Nella 368esima serata di Lodi Liberale è stato presentato il libro di Piero Gobetti “La rivoluzione liberale”, pubblicato da Edizioni Società Aperta, insieme a: Gerardo Nicolosi (Professore di Storia contemporanea all’Università degli Studi di Siena), Luca Tedesco (Professore di Storia contemporanea all’Università degli Studi Roma Tre) e Francesco Tesio (Studioso di Piero Gobetti).
Il primo intervento a cura di Francesco Tesio è stato una carrellata di presentazione di volumi pubblicati dal Gobetti editore e imprenditore.

“La lotta ai dazi, la lotta al proibizionismo e tutte le categorie del liberismo sono sicuramente portate avanti da Gobetti sin dal primo momento: una visione anti-statalista, insieme alla libertarietà nell’ambito del contratto di lavoro e della scuola, sicuramente lo pone in una posizione di riguardo nel pensiero liberista. Rispetto a Einaudi riconosce a Marx la capacità di essere un pessimo economista, ma un ottimo costruttore di miti.”
Un liberale, liberista, che fu scambiato spesso per un mancato comunista
“Questo autore, nella sua vita pubblica, che inizia nel 1918, rivede nella vita le sue posizioni da ragazzo, segna un’accelerazione nella lotta politica liberale, che gli costa carissima, tra cui la chiusura delle sue attività. Non era antifascista, perché vedeva nel fascismo l’esito di una rivoluzione senza eroi, la fine di una sorta di percorso risorgimentale.
“Una classe politica che prenda coscienza della presenza del peso del popolo e del suo peso rispetto allo Stato, posizione che lo avvicina agli operai, non come socialista sindacalista, ma per una questione di equilibri di potere. In questo periodo in cui si occupa di anarchia, capisce, negli incontri nelle fabbriche occupate, che ci sono molte persone responsabili e capaci tra coloro che occupano, mentre alcune élite, secondo Gobetti, possono essere sostituite da una sorta di aristocrazia operaia, che è molto diversa dal socialismo e dal comunismo che nasce nel 1921 e che prende piede in seguito. Ad ogni modo, questi operai non sono dei comunisti programmatici, ma si parla di aristocrazie operaie.”

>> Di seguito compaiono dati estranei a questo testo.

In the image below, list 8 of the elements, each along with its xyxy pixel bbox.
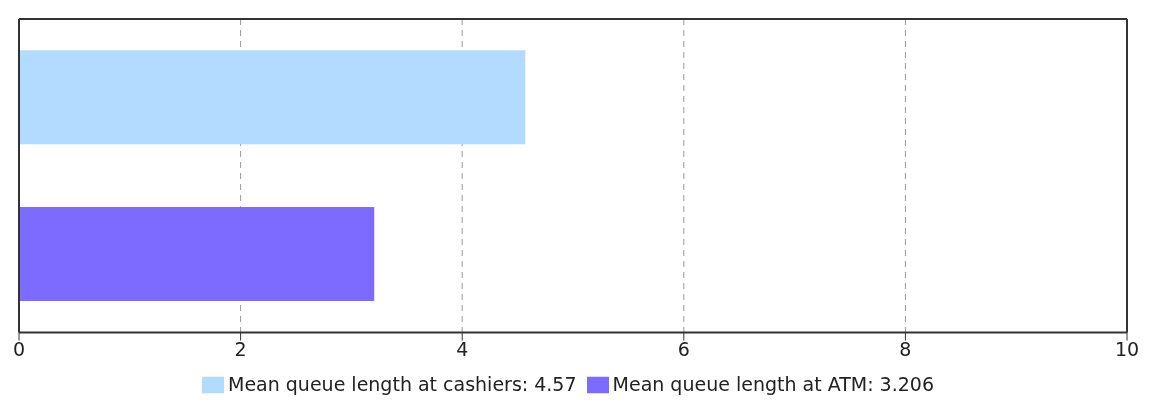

Luca Tedesco si è soffermato in particolare sulla concezione della vita sociale e sulle dinamiche sociali interne che sono due situazioni in cui le persone possono avere un ruolo attivo o passivo nei confronti dello Stato. Ovvero, se le forze in campo si sono espresse, il ruolo è attivo, se non si sono espresse, è passivo. Il Gobetti parla di benefici per alcuni settori, come l’industria pesante e siderurgica, i quadri e dirigenti del Nord, l’aristocrazia operaia, la grande proprietà cerealicola. Queste sono categorie dedite al protezionismo, in Italia, con politiche di favore e di legislazione favorevole, specialmente negli appalti pubblici, nei confronti delle cooperative rosse operaie, che furono uno dei primi obiettivi da colpire, per Gobetti. Questa battaglia parrebbe gratuita, ma non è così: in Europa e in Italia, sono iniziati nel sistema dell’epoca dei comuni, l’autonomia, la responsabilità, contro l’interventismo statale e i movimenti di rivendicazione del beruf, della morale del lavoro nascente. Autonomia, sacrificio, risparmio, responsabilità personale, proprietà, fatti che sono in comune con il pensiero liberale.
“La Riforma protestante ha attecchito in tutta Europa, tranne che in Italia, dove anche le affinità si spengono con il decrescere dello spirito del periodo dei comuni. Gobetti non aveva intenzione di patrocinare uno scisma, ma di proporre un modello laico, solidale nelle libertà, per primo quella economica, la morale liberistica del capitalismo.”
Gobetti, ha detto Tesio, ha avuto molte intuizioni importanti in ambito economico, ma in Italia a farla da padrone erano comunque le aristocrazie operaie, a prescindere dalla questione parlamentare, perché rivendicavano dal loro canto il ruolo, ma erano anche d’altro canto, riconosciute, in taluni casi. La questione delle imprese, in Italia, ha sempre avuto delle dinamiche molto diverse rispetto al liberismo tradizionale. Radicate nel locale, legate alla questione operaia, sono state un modello diverso. Del resto, anche la borghesia italiana, ha avuto molti rappresentanti in alcune città, come Torino, ma solo qui. Dove le industrie moderne si sono specializzate al punto da diventare il trait d’union nazionale. Milano, invece, si perfezionò nell’ambito commerciale.